Furthermore, compared to DCA—a competing deep learning method that also employs an autoencoder—DropDAE adopts a simpler yet more flexible design. DCA explicitly models gene expression using a zero-inflated negative binomial (ZINB) distribution, requiring estimation of the entire probability distribution. In contrast, DropDAE avoids the need to model such complex distributions. It reconstructs gene expression directly from corrupted inputs using a denoising autoencoder, thereby reducing model complexity and improving generalizability. In addition, DropDAE uniquely integrates contrastive learning to enhance the separation of biologically distinct cell populations, further improving clustering performance. Together, these features reduce model complexity, avoid strong distributional assumptions, and offer greater flexibility across diverse single-cell datasets.

However, DropDAE also shares some common challenges observed in deep learning-based methods. The black-box nature of neural networks can limit interpretability [28], making it harder to trace specific biological insights directly from the model. Furthermore, tuning hyperparameters, such as the influence of triplet loss $\lambda$ and margin $\alpha$, is crucial but challenging. These parameters are important for balancing accurate reconstruction of gene expression profiles and effective separation of cell groups, but they can vary in different datasets. Proper tuning often requires extensive validation, reflecting a broader challenge commonly faced by deep learning models in biological data analysis.

5. Conclusions

In this work, we propose DropDAE, a denoising autoencoder framework enhanced with contrastive learning, specifically designed to address dropout events in scRNA-seq data. By combining MSE loss with triplet loss, DropDAE simultaneously reconstructs corrupted gene expression profiles and improves clustering separation, producing robust and biologically meaningful representations.

We comprehensively evaluated DropDAE through extensive simulation studies. In scenarios involving either two or six underlying cell clusters, and across nine distinct combinations of differential expression signal strength and dropout level, DropDAE consistently outperformed competing methods in clustering analysis, with evidence in both dimension reduction plots and numerical measures including ARI and compactness.
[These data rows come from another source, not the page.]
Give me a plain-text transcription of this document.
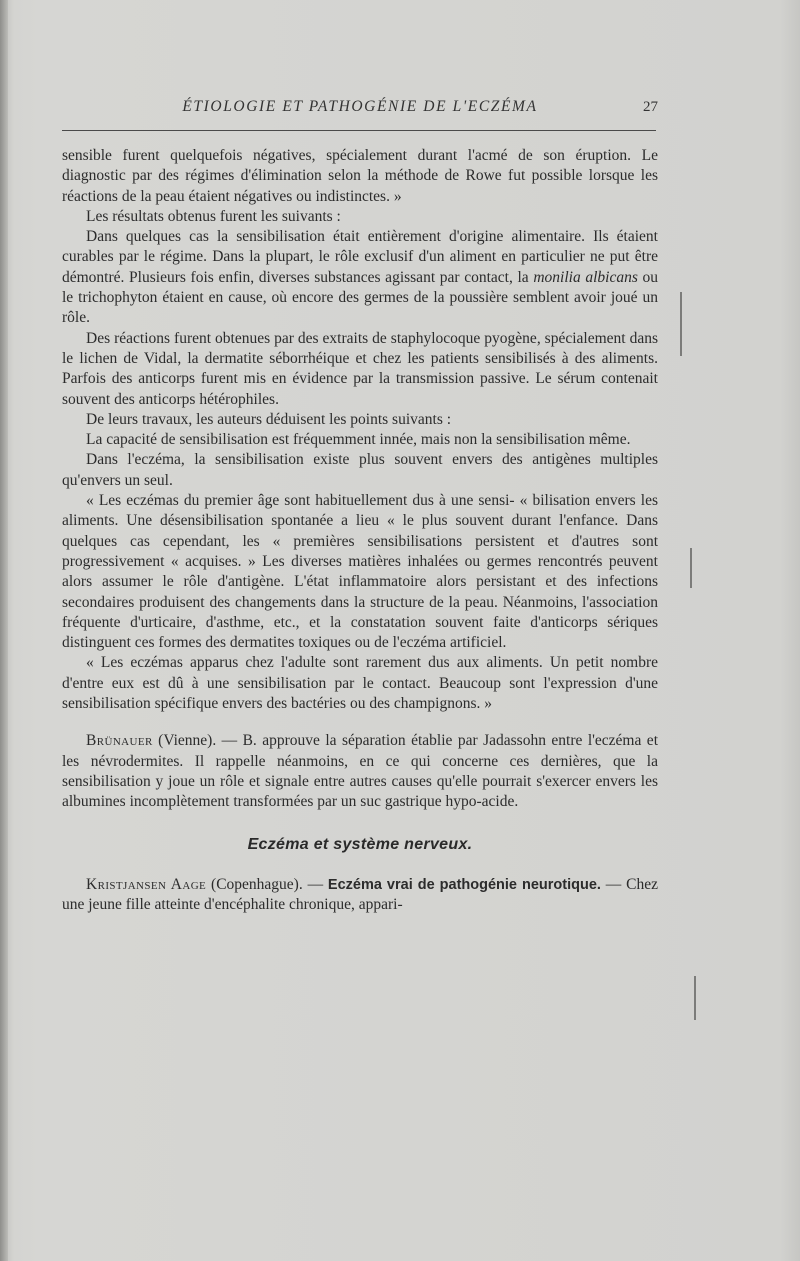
ÉTIOLOGIE ET PATHOGÉNIE DE L'ECZÉMA	27

sensible furent quelquefois négatives, spécialement durant l'acmé de son éruption. Le diagnostic par des régimes d'élimination selon la méthode de Rowe fut possible lorsque les réactions de la peau étaient négatives ou indistinctes. »

Les résultats obtenus furent les suivants :

Dans quelques cas la sensibilisation était entièrement d'origine alimentaire. Ils étaient curables par le régime. Dans la plupart, le rôle exclusif d'un aliment en particulier ne put être démontré. Plusieurs fois enfin, diverses substances agissant par contact, la monilia albicans ou le trichophyton étaient en cause, où encore des germes de la poussière semblent avoir joué un rôle.

Des réactions furent obtenues par des extraits de staphylocoque pyogène, spécialement dans le lichen de Vidal, la dermatite séborrhéique et chez les patients sensibilisés à des aliments. Parfois des anticorps furent mis en évidence par la transmission passive. Le sérum contenait souvent des anticorps hétérophiles.

De leurs travaux, les auteurs déduisent les points suivants :

La capacité de sensibilisation est fréquemment innée, mais non la sensibilisation même.

Dans l'eczéma, la sensibilisation existe plus souvent envers des antigènes multiples qu'envers un seul.

« Les eczémas du premier âge sont habituellement dus à une sensi- « bilisation envers les aliments. Une désensibilisation spontanée a lieu « le plus souvent durant l'enfance. Dans quelques cas cependant, les « premières sensibilisations persistent et d'autres sont progressivement « acquises. » Les diverses matières inhalées ou germes rencontrés peuvent alors assumer le rôle d'antigène. L'état inflammatoire alors persistant et des infections secondaires produisent des changements dans la structure de la peau. Néanmoins, l'association fréquente d'urticaire, d'asthme, etc., et la constatation souvent faite d'anticorps sériques distinguent ces formes des dermatites toxiques ou de l'eczéma artificiel.

« Les eczémas apparus chez l'adulte sont rarement dus aux aliments. Un petit nombre d'entre eux est dû à une sensibilisation par le contact. Beaucoup sont l'expression d'une sensibilisation spécifique envers des bactéries ou des champignons. »

Brünauer (Vienne). — B. approuve la séparation établie par Jadassohn entre l'eczéma et les névrodermites. Il rappelle néanmoins, en ce qui concerne ces dernières, que la sensibilisation y joue un rôle et signale entre autres causes qu'elle pourrait s'exercer envers les albumines incomplètement transformées par un suc gastrique hypo-acide.

Eczéma et système nerveux.

Kristjansen Aage (Copenhague). — Eczéma vrai de pathogénie neurotique. — Chez une jeune fille atteinte d'encéphalite chronique, appari-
Beyond simulations, we also applied DropDAE to a real-world scRNA-seq dataset, which presents practical challenges such as unknown underlying structures and highly heterogeneous dropout patterns. Even under these more complex conditions, DropDAE still achieved better clustering compared to RESCUE and DCA.

Looking ahead, here are promising directions for extending DropDAE. Given the flexibility and generalizability of denoising autoencoders, DropDAE could be adapted to other types of omics data or high-dimensional datasets that require denoising. Moreover, the integration of contrastive learning with DAE architectures appears promising and useful to improve clustering quality in complex datasets.

Overall, DropDAE offers a principled and flexible framework for denoising scRNA-seq data and improving downstream analyses, with greater potential for applications in a wide range of high-dimensional complex datasets.